Methodology

The 5 task templates

All tasks take a fixed input fixture (a real small repo / function / doc the agent has never seen) and produce output judged against a fixed rubric. This way the quality score is comparable across model tiers, not just within them.

#	Task	Input size	Output size	Why
1	Code review	2K LOC	1K review	Tests structured-analysis ability; classic use case
2	Doc generation	500 LOC	1.5K doc	Tests structured prose generation
3	Unit tests	800 LOC	1.2K tests	Tests code comprehension + test pattern knowledge
4	Refactor proposal	1K LOC	800 design	Tests architectural reasoning
5	Design doc	200 LOC	2K doc	Tests long-form synthesis from small inputs

Concurrency matrix

Each (task, concurrency) cell is run 3 times for variance estimation.

	N=1	N=2	N=3	N=4	N=5
code-review	✓	✓	✓	✓	✓
doc-gen	✓	✓	✓	✓	✓
test-gen	✓	✓	✓	✓	✓
refactor	✓	✓	✓	✓	✓
design-doc	✓	✓	✓	✓	✓

= 75 trials per model tier

Phase plan

Phase	Model tiers	Budget	Status
1	minimax-m3	$0	in progress
2	Opus 4.5	~$40	pending Phase 1 results
2	Grok (imagine text)	~$5	pending Phase 1 results
2	GLM-5.2	~$30	pending Phase 1 results

If Phase 1 reveals the harness is broken (judge is noisy, fixtures leak, concurrency not actually parallel), Phase 2 is paused until the bug is fixed.

Per-trial measurements

Each trial records:

model — model identifier (e.g. minimax-m3, claude-opus-4-5)
task_id — 1..5
concurrency — 1..5
rep — 1..3 (variance estimation)
trial_id — uuid
started_at, finished_at — ISO timestamps
wall_clock_seconds — dispatch start → all-N done
tokens_in, tokens_out — totals across N agents
cost_usd — total cost
per_agent_outputs — list of N raw outputs
per_agent_metrics — list of N (tokens_in/out, cost, latency)
judge_scores — list of N LLM-judge scores (1–5)
mechanical_checks — completion, length, coherence

Judge rubric

Quality is scored 1–5 by a separate LLM-judge call (same model tier as the trial) on three dimensions:

Correctness — does the output achieve the stated task?
Completeness — does it cover what was asked?
Concision — is it free of padding / filler / repetition?

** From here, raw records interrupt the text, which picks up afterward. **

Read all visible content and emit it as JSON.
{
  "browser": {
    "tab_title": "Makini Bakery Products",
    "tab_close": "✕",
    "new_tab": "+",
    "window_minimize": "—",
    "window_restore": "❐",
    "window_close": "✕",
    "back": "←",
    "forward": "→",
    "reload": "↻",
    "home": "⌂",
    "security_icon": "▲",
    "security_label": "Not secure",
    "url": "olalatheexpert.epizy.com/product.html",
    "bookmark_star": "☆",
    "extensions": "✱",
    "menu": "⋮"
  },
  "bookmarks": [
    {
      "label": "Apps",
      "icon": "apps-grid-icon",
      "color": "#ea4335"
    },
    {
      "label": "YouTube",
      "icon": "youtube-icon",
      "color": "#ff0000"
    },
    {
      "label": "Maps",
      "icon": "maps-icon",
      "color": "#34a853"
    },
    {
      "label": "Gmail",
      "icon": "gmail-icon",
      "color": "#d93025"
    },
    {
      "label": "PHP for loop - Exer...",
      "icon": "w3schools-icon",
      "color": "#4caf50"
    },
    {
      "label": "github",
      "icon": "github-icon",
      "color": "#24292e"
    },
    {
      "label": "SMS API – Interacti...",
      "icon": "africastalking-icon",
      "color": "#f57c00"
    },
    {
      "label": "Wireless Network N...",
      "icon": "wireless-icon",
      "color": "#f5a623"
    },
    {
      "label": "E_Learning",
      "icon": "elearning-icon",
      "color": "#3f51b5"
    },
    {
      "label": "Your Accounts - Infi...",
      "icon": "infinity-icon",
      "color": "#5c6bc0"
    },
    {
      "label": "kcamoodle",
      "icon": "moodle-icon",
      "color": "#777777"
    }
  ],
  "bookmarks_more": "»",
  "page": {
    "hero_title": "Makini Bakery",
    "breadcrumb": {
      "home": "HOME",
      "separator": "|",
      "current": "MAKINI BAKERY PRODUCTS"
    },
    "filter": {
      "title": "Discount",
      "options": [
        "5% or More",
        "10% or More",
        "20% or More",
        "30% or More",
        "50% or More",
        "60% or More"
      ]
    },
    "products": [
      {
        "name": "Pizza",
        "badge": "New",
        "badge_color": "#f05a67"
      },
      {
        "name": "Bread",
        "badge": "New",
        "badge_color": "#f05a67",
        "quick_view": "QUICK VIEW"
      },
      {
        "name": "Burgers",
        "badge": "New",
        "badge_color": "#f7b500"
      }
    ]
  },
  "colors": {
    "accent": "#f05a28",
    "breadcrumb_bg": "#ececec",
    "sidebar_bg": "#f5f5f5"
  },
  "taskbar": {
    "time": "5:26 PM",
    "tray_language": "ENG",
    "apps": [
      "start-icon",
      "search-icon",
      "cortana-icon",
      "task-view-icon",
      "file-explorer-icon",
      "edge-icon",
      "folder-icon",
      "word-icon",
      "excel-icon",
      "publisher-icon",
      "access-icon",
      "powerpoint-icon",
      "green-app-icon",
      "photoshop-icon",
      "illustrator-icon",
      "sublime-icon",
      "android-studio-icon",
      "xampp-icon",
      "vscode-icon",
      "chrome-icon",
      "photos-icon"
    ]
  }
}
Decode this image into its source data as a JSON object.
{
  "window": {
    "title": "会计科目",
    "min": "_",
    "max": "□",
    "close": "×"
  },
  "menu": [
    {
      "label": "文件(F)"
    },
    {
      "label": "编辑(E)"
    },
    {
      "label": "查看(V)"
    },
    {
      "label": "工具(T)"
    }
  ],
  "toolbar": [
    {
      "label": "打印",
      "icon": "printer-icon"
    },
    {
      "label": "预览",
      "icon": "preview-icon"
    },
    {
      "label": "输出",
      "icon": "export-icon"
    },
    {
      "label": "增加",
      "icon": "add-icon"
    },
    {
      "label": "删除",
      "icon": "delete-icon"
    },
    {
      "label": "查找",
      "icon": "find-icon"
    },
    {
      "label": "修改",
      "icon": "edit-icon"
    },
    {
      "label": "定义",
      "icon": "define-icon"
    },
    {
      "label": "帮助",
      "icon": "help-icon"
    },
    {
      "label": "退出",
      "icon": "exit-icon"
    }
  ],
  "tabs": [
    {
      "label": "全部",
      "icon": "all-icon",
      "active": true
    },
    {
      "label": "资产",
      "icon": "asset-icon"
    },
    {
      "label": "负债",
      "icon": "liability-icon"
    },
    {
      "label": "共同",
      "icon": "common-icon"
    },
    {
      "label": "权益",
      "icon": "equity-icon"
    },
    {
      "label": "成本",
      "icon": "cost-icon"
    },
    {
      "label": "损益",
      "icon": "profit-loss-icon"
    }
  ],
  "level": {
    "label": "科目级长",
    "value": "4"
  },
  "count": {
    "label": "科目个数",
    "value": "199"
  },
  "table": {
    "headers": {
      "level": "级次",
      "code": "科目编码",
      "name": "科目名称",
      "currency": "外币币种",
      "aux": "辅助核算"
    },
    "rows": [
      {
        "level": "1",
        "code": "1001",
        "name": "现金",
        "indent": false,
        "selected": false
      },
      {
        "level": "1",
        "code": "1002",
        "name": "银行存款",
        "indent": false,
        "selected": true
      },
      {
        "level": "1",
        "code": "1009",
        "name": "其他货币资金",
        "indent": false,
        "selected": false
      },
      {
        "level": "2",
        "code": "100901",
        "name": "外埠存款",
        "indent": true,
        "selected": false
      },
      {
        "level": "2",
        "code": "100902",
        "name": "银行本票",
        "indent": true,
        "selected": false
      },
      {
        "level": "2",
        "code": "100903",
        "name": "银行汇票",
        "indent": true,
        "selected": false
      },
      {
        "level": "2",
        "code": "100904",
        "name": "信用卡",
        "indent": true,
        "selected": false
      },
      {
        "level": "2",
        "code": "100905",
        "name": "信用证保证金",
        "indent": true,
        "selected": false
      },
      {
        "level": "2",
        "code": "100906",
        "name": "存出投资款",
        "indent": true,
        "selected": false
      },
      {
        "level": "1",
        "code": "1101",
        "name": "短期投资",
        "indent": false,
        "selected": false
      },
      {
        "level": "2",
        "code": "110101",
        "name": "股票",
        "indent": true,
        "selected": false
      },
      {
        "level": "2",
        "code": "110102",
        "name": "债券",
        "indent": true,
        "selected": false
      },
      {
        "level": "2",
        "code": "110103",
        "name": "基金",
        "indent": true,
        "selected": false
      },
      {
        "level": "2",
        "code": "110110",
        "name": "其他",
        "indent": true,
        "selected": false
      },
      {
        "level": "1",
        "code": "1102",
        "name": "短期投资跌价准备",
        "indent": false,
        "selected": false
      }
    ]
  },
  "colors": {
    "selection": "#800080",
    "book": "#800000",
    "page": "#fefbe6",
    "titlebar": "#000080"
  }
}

Final score = mean of three dimensions.

Concurrency mechanics

The dispatcher uses Python concurrent.futures.ThreadPoolExecutor with N=concurrency workers. Each worker is an independent claude -p subprocess (for Claude models) or HTTP request (for Skynet/OpenAI-compatible providers). Wall-clock is measured from T0 (first worker spawned) to T_done (last worker finishes).

Token window guardrails:

Claude Code/Opus via OAuth Max: 5-hour rolling window — track usage, hard-stop at 60% of budget per hour
Grok SuperGrok Heavy: ~500 images/day quota, treat as token-equivalent ~150K/day
GLM-5.2: 1305 throttle on big system prompts — force compact prompt override via ~/.hermes/prompts/glm-5.2-compact.txt
minimax-m3: effectively free, no constraint

The fixtures

Input fixtures are pinned at fixed git SHAs to prevent drift across trials. See tasks/fixtures/ for the per-task source code + README explaining why it was chosen.